#They retain (at a hardware level) the ability to detecting tilting, but they can no longer detect tilt.
Regarding how gyros/accels work in phones, you can easily google the APIs for these on the two platforms. Example,
https://developer.apple.com/library/content/documentation/EventHandling/Conceptual/EventHandlingiPhoneOS/GettingRotationalInformationfromtheGyroscopes.html
#Accels/gyros, in fact wrapped together at the OS level:
https://developer.apple.com/reference/coremotion/cmmotionmanager
in practice, for any fairly newly-written app (remembering that, let's say, about 25% of apps in the store are decayed / not updated regularly), it would come down to how the team at Apple which wrote (in their case) "Coremotion" handled (if at all!) the zero gravity environment case. (There's a similar situation for droid.)
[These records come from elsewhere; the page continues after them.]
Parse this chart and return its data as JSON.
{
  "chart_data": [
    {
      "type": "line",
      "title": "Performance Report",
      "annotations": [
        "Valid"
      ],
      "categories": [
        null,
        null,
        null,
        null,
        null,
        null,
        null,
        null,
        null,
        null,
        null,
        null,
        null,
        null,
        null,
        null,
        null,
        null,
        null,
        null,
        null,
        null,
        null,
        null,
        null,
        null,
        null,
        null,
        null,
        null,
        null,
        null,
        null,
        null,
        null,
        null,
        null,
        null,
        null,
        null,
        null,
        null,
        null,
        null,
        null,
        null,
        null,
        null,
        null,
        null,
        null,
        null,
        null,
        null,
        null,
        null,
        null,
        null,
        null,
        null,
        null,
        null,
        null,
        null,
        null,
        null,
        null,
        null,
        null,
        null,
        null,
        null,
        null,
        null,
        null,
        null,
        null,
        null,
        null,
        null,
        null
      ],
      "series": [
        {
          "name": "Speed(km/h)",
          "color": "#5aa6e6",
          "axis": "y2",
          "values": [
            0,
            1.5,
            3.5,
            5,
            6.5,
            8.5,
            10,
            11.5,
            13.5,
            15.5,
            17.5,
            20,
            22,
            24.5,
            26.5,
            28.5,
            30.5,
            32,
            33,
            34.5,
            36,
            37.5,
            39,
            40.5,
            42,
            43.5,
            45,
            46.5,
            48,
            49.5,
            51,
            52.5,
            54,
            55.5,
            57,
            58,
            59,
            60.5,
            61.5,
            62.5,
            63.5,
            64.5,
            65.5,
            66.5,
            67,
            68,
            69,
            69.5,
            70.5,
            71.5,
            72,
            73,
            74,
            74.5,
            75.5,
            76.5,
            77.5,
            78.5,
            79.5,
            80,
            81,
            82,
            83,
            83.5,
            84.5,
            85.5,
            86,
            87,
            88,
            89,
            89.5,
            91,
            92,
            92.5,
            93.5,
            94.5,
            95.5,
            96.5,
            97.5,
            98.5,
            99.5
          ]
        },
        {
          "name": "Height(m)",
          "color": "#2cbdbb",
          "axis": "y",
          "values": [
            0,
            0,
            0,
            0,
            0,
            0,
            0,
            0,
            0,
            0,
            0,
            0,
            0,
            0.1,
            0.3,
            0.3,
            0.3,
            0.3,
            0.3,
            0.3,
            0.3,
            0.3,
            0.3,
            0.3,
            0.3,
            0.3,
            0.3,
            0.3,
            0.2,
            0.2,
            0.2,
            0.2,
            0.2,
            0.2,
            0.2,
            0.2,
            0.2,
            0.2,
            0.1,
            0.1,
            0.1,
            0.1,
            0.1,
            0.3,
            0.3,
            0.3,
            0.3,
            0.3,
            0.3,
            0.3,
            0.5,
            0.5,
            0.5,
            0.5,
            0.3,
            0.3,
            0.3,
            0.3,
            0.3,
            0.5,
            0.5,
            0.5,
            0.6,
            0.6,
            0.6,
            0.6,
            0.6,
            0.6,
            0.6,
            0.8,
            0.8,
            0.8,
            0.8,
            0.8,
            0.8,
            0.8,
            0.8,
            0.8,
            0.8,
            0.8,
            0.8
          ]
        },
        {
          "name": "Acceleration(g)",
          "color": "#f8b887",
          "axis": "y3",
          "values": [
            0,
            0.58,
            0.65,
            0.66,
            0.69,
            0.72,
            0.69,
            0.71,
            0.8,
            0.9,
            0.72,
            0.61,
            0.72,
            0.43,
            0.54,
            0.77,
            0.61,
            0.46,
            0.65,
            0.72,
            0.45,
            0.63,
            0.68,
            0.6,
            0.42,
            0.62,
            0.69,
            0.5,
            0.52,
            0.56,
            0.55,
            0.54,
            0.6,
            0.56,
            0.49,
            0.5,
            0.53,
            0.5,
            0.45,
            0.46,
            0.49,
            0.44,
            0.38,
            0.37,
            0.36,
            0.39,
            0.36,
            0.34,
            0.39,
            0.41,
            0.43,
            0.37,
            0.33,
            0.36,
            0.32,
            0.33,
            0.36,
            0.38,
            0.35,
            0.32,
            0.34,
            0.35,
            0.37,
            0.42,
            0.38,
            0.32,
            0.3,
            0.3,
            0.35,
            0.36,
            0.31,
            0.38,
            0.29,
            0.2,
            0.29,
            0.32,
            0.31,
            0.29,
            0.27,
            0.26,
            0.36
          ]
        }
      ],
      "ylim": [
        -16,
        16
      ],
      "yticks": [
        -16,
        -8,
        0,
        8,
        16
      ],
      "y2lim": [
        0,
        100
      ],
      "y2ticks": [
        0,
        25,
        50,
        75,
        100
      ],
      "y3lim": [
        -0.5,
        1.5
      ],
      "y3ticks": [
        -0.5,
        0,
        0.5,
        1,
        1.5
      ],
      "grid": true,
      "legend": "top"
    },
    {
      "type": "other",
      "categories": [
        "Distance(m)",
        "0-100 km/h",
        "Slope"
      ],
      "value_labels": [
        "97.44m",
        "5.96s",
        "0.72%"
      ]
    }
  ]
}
Today almost any game you pick up and play on a phone was created in Unity3D, rather than as a native app. (And as a rule, if you look at the set of "apps which use the accel/gyros", 90% (more?) of them are just games.) So in fact (on all platforms) the software-writers are actually using's Unity's level of software wrappers.
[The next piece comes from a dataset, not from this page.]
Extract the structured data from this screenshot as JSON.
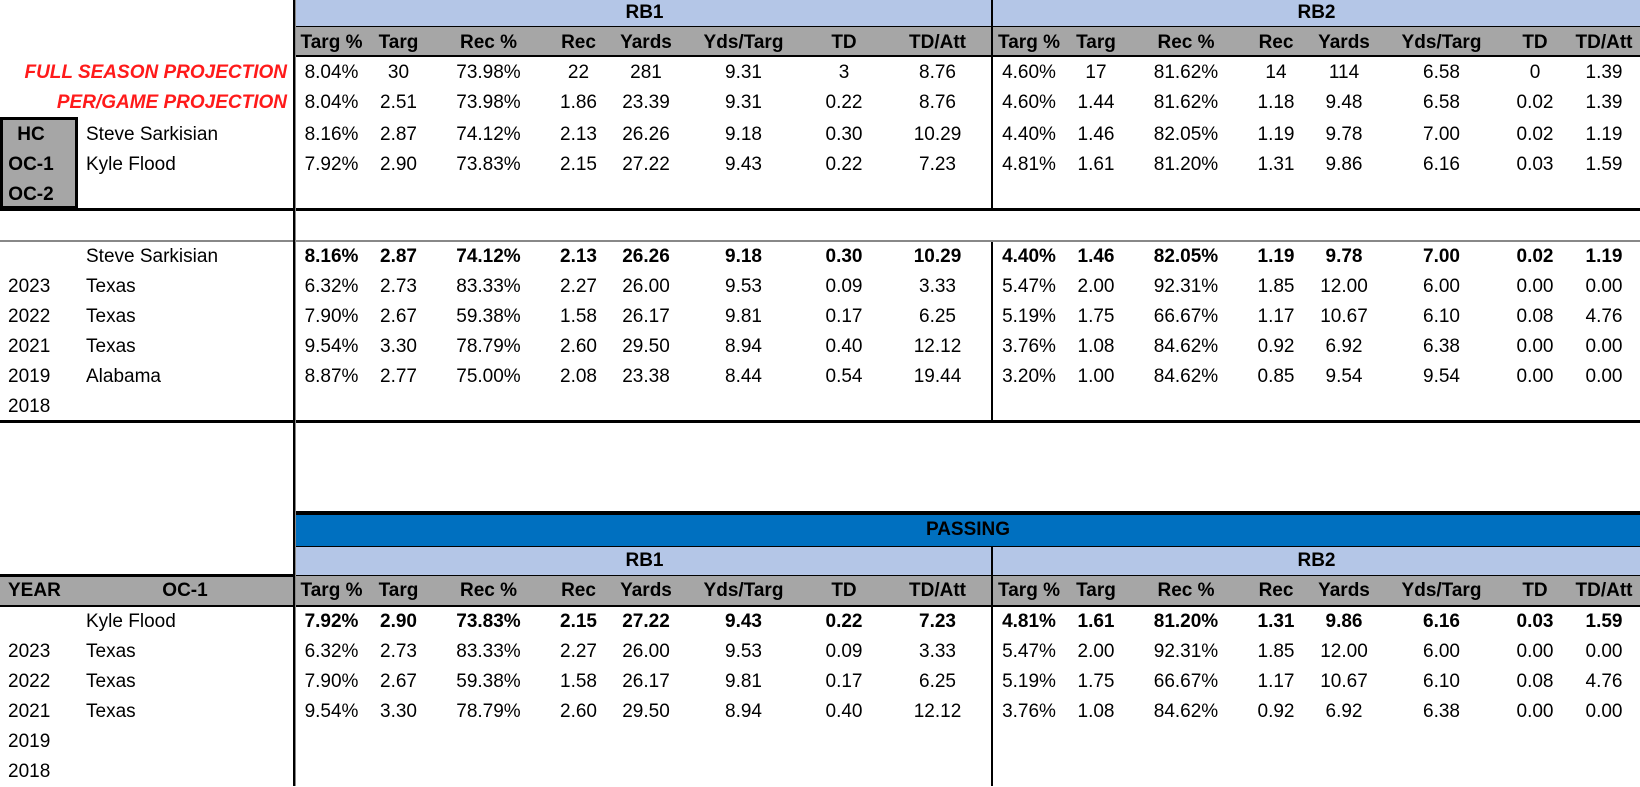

(To wit, https://docs.unity3d.com/ScriptReference/Gyroscope.html etc)
#One confusing point...
that hasn't been clarified. When you're writing software for phones, it's totally commonplace to have to deal with "zero gravity" ... for short periods of time: that is, when the phone is in free-fall. (So if you're making one of the (100s of) apps for skateboarders, skiers or the like which measures hang-time and so on, you deal with this as a matter of course.)
http://www.livescience.com/40103-accelerometer-vs-gyroscope.html
By the way, gyros were introduced to phones about 2010; accels were in them from the start.
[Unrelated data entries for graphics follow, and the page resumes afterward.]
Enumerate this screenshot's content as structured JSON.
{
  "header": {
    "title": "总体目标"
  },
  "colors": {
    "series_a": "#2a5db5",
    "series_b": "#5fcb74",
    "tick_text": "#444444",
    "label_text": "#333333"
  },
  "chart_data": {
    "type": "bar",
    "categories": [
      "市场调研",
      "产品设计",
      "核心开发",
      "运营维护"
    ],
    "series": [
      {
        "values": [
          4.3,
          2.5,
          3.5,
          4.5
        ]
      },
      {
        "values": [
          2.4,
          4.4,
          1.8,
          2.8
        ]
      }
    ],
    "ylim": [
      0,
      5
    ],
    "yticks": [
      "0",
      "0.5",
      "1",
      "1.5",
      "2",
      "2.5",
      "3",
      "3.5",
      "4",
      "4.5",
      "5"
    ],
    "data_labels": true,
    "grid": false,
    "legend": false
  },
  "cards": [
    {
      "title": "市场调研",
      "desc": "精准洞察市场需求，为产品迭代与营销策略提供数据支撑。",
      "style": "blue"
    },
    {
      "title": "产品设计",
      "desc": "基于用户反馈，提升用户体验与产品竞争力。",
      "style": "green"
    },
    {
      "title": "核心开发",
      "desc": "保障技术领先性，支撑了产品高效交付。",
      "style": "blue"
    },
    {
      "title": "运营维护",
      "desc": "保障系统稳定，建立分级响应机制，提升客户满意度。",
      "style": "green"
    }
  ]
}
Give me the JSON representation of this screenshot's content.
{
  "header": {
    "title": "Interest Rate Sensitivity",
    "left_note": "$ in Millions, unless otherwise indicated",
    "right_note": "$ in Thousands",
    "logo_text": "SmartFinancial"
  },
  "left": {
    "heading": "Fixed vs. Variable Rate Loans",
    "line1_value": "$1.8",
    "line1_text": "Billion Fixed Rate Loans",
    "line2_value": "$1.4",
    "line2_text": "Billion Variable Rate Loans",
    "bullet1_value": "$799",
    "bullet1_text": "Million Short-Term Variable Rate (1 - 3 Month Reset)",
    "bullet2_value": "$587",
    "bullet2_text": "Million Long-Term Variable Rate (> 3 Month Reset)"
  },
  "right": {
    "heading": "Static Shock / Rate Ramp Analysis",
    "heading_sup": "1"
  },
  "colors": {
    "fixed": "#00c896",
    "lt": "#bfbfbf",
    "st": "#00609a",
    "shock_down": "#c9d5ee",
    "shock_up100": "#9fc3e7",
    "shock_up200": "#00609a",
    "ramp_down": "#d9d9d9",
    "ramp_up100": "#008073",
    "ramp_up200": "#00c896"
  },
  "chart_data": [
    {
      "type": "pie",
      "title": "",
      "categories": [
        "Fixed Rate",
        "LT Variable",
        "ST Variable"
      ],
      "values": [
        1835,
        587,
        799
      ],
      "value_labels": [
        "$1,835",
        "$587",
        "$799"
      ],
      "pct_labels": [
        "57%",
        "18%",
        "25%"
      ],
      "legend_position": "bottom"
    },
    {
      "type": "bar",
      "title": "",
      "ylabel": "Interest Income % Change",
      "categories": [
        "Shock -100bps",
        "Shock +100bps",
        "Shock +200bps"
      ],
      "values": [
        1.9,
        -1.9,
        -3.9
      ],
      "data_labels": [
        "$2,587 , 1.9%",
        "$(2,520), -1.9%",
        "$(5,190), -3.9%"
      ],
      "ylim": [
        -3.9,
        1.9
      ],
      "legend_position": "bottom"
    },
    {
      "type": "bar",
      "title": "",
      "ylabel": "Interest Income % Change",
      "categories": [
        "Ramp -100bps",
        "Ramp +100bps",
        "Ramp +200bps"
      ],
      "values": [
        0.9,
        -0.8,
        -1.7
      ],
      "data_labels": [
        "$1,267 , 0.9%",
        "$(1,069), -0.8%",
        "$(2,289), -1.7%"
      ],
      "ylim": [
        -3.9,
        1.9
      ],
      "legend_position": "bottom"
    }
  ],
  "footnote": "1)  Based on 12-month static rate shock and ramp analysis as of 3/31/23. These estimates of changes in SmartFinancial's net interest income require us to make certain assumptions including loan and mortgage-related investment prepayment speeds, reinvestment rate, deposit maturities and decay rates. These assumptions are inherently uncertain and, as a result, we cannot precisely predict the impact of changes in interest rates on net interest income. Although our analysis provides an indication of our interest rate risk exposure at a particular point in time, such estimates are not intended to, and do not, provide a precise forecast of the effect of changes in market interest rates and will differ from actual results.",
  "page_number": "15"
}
You can literally buy MEMS gyros or accels somewhere like this,
buy yourself a few thousand MEMS chips
if for example you are making an electronic toy that includes such a feature.
Regarding literally how MEMS accelerometers actually work at a substrate level, google things like http://www.instrumentationtoday.com/mems-accelerometer/2011/08/
Regarding MEMS gyros, http://electroiq.com/blog/2010/11/introduction-to-mems-gyroscopes/
A - it would, almost certainly, "totally fail!" in the whacky "you're in orbit" case. Since no gane or app engineer (I know) would be so OCD as to cover that case, but don't forget...
B - it's totally commonplace to have "zero gravity" .. during short periods of freefall (this applies as a commonplace matter if you're making one of those "action sports apps").